何况,他嘴里说着话,眼睛却瞬也瞬的望着她,真是千言万语,尽在无言中。


“我来……是求阿苏瑞殿下帮点小忙。”春荼蘼又上前一步,身子差点贴到栏杆,手同时按在夜叉的手上。


她的手小,包裹不过来他的,却又有一种抚摸的意味,在这黑暗无人的天牢最下一层,陡然就生出些调戏和挑逗的意思来。


夜叉一啰嗦,反手牵过春荼蘼的手,轻轻咬了她小指一口。这下,轮到春荼蘼哆嗦了,而且还情不自禁的惊叫出口。


“什么时候,我才能出去?”夜叉恨不能把春荼蘼立即抱在怀里,因为这姑娘的一言一行都似在他心底点火,那热力烧得他口干舌燥。可是,又怕铁栏硌疼了她,只得死忍,忍得声音沙哑,绿眸中似有碧火跳动。


“帮我做了这件事,三堂审结。就是你重见天日之时。”春荼蘼抽回手,努力压抑着同样激荡的情绪,但却没离开,改为拉住夜叉的衣襟,“附耳过来。”


夜叉弯下身子,可惜铁栏的间隙很小,他伸不出头来,只能侧过脸。


春荼蘼凑近,低语了几句。


她呼出的热气。喷在他的耳朵上,她身上隐约的芬芳,钻入他的鼻子,她的几根发丝,轻轻擦在他的面颊上……


夜叉心猿意马。被这无意间的“勾引”,惹得心火难耐,真想把她扯进来,拆吃入腹,片甲不留。可当他终于听清她的话,绮念登时消失不见,蓦然站直了身子。双手穿过牢门,扣住她纤细的肩膀,“这不行,太危险了!”

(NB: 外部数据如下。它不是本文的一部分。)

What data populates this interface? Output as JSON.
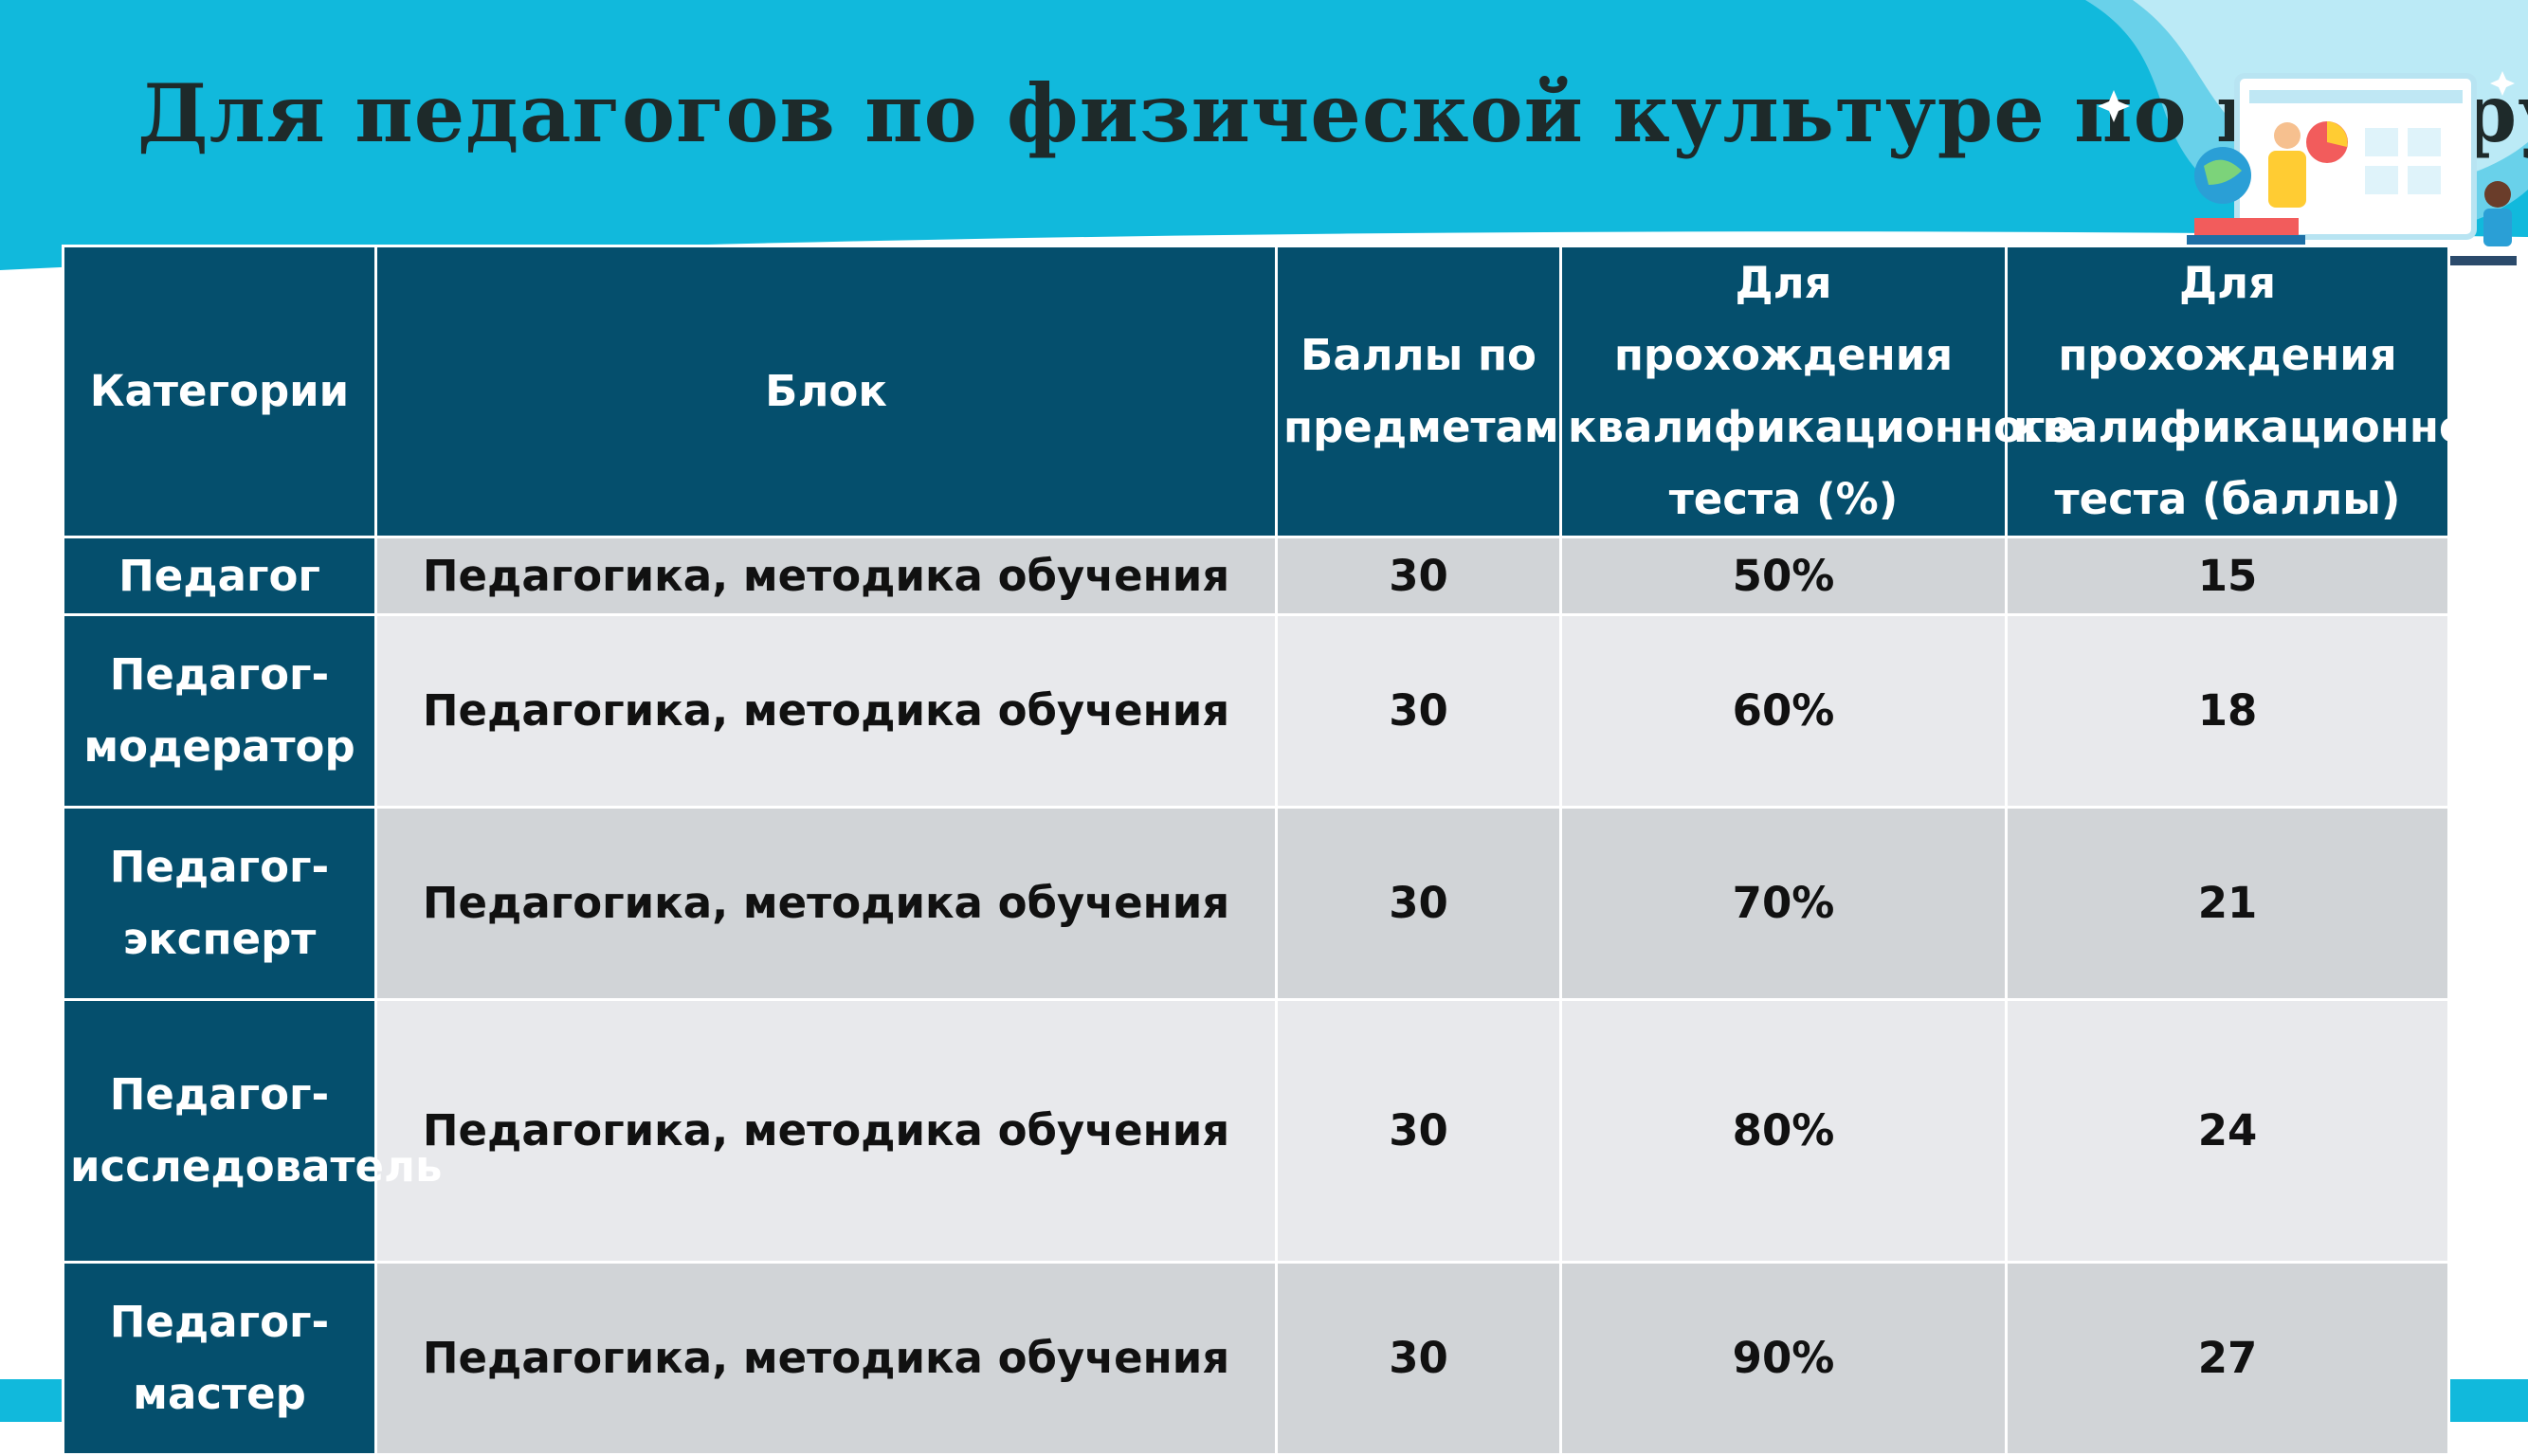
{
  "slide": {
    "title": "Для педагогов по физической культуре по выбору:",
    "colors": {
      "header_bg": "#054f6d",
      "accent_cyan": "#11b9dc",
      "row_dark": "#d1d4d7",
      "row_light": "#e8e9ec"
    },
    "illustration_icon": "teacher-at-board-illustration"
  },
  "table": {
    "headers": [
      "Категории",
      "Блок",
      "Баллы по предметам",
      "Для прохождения квалификационного теста (%)",
      "Для прохождения квалификационного теста (баллы)"
    ],
    "rows": [
      {
        "category": "Педагог",
        "block": "Педагогика, методика обучения",
        "points": "30",
        "percent": "50%",
        "score": "15"
      },
      {
        "category": "Педагог-модератор",
        "block": "Педагогика, методика обучения",
        "points": "30",
        "percent": "60%",
        "score": "18"
      },
      {
        "category": "Педагог-эксперт",
        "block": "Педагогика, методика обучения",
        "points": "30",
        "percent": "70%",
        "score": "21"
      },
      {
        "category": "Педагог-исследователь",
        "block": "Педагогика, методика обучения",
        "points": "30",
        "percent": "80%",
        "score": "24"
      },
      {
        "category": "Педагог-мастер",
        "block": "Педагогика, методика обучения",
        "points": "30",
        "percent": "90%",
        "score": "27"
      }
    ]
  }
}
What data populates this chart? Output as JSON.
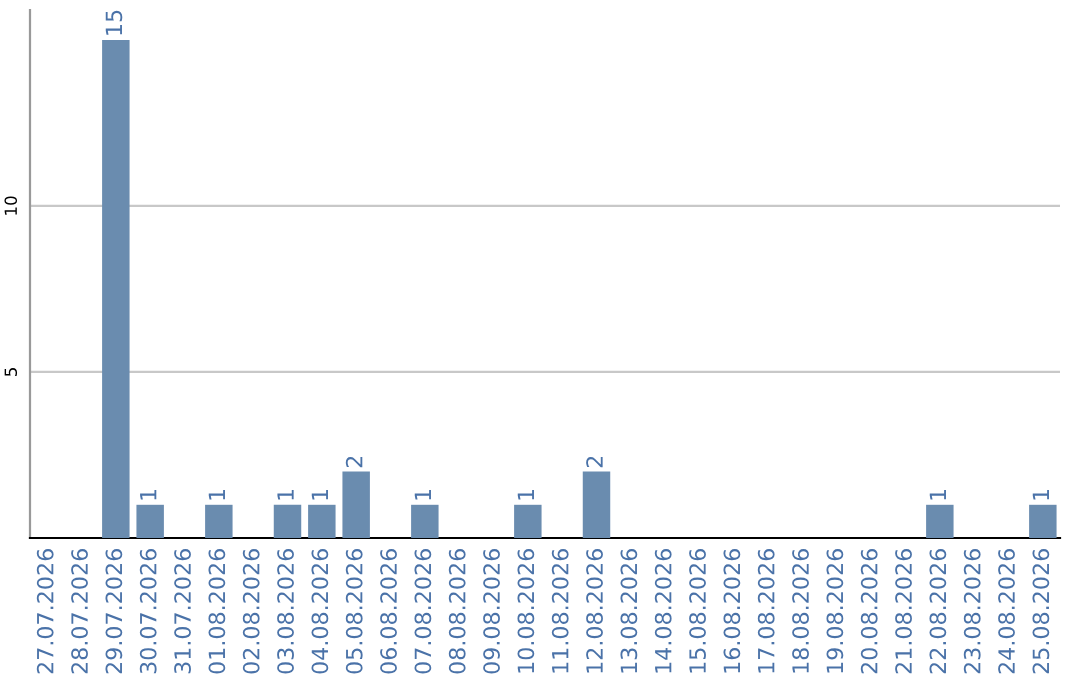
{
  "chart_data": {
    "type": "bar",
    "categories": [
      "27.07.2026",
      "28.07.2026",
      "29.07.2026",
      "30.07.2026",
      "31.07.2026",
      "01.08.2026",
      "02.08.2026",
      "03.08.2026",
      "04.08.2026",
      "05.08.2026",
      "06.08.2026",
      "07.08.2026",
      "08.08.2026",
      "09.08.2026",
      "10.08.2026",
      "11.08.2026",
      "12.08.2026",
      "13.08.2026",
      "14.08.2026",
      "15.08.2026",
      "16.08.2026",
      "17.08.2026",
      "18.08.2026",
      "19.08.2026",
      "20.08.2026",
      "21.08.2026",
      "22.08.2026",
      "23.08.2026",
      "24.08.2026",
      "25.08.2026"
    ],
    "values": [
      0,
      0,
      15,
      1,
      0,
      1,
      0,
      1,
      1,
      2,
      0,
      1,
      0,
      0,
      1,
      0,
      2,
      0,
      0,
      0,
      0,
      0,
      0,
      0,
      0,
      0,
      1,
      0,
      0,
      1
    ],
    "value_labels": [
      null,
      null,
      "15",
      "1",
      null,
      "1",
      null,
      "1",
      "1",
      "2",
      null,
      "1",
      null,
      null,
      "1",
      null,
      "2",
      null,
      null,
      null,
      null,
      null,
      null,
      null,
      null,
      null,
      "1",
      null,
      null,
      "1"
    ],
    "color": "#6a8caf",
    "ylim": [
      0,
      15.9
    ],
    "yticks": [
      5,
      10
    ],
    "grid": "y"
  }
}
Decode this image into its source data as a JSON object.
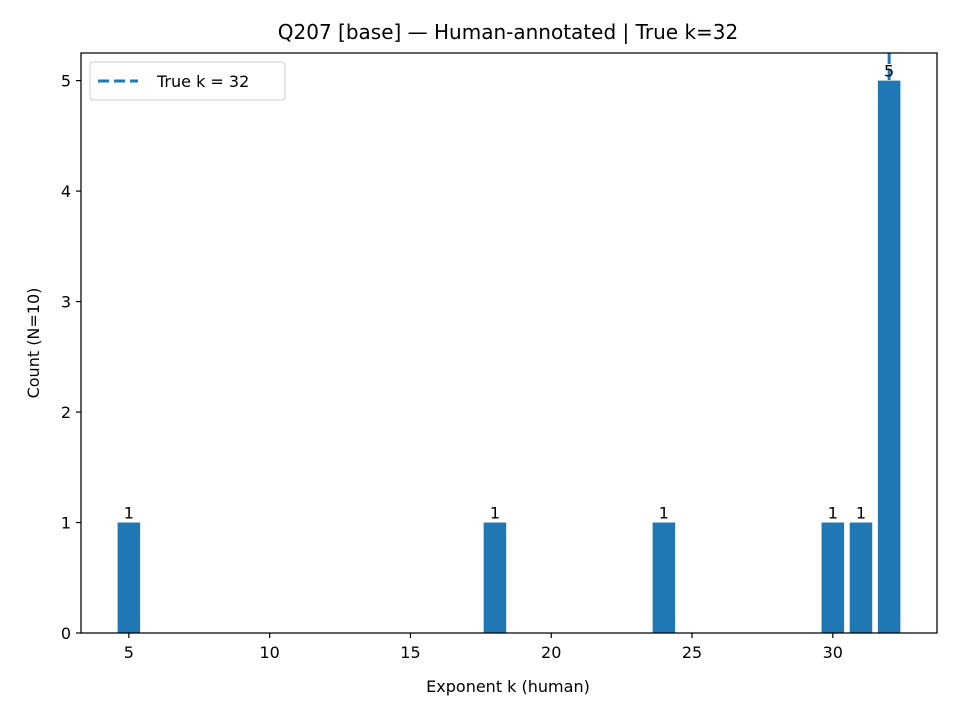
{
  "chart_data": {
    "type": "bar",
    "title": "Q207 [base] — Human-annotated | True k=32",
    "xlabel": "Exponent k (human)",
    "ylabel": "Count (N=10)",
    "x": [
      5,
      18,
      24,
      30,
      31,
      32
    ],
    "values": [
      1,
      1,
      1,
      1,
      1,
      5
    ],
    "data_labels": [
      "1",
      "1",
      "1",
      "1",
      "1",
      "5"
    ],
    "xlim": [
      3.3,
      33.7
    ],
    "ylim": [
      0,
      5.25
    ],
    "xticks": [
      5,
      10,
      15,
      20,
      25,
      30
    ],
    "xtick_labels": [
      "5",
      "10",
      "15",
      "20",
      "25",
      "30"
    ],
    "yticks": [
      0,
      1,
      2,
      3,
      4,
      5
    ],
    "ytick_labels": [
      "0",
      "1",
      "2",
      "3",
      "4",
      "5"
    ],
    "bar_color": "#1f77b4",
    "reference_line": {
      "x": 32,
      "style": "dashed",
      "color": "#1f77b4",
      "label": "True k = 32"
    },
    "legend": {
      "position": "top-left",
      "entries": [
        "True k = 32"
      ]
    },
    "grid": false
  }
}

春荼蘼不说话。不与他争论可行性与必要性,也不浪费时间,玩那种雷人言情剧的梗,一个大叫危险。一个非得舍身,眼泪汪汪。相拥着好像生离死别一样。她春荼蘼演的戏,绝不会苦情,只有翻手为云,覆手为雨,善有善报,恶有恶报。


她沉默片刻,而后歪过头微笑,“你欠我一命,要拿一生来慢慢还我。只许爱我,不能再爱上任何女人。不,碰也不许碰,任何念头也不许有。你,能做到吗?”


夜叉情不自禁的被她牵着话题走,很认真的点头,“能。”一言承诺,永不改变。


“那就好。”


“可是……”


“没有可是。”春荼蘼伸手按在夜叉的唇上,“最后关头,我就指望你。若你做不到,出了事,你要殉情哦。”半真半假的开玩笑。


夜叉闭了闭眼睛,神情挣扎, 最终还是答应,“好。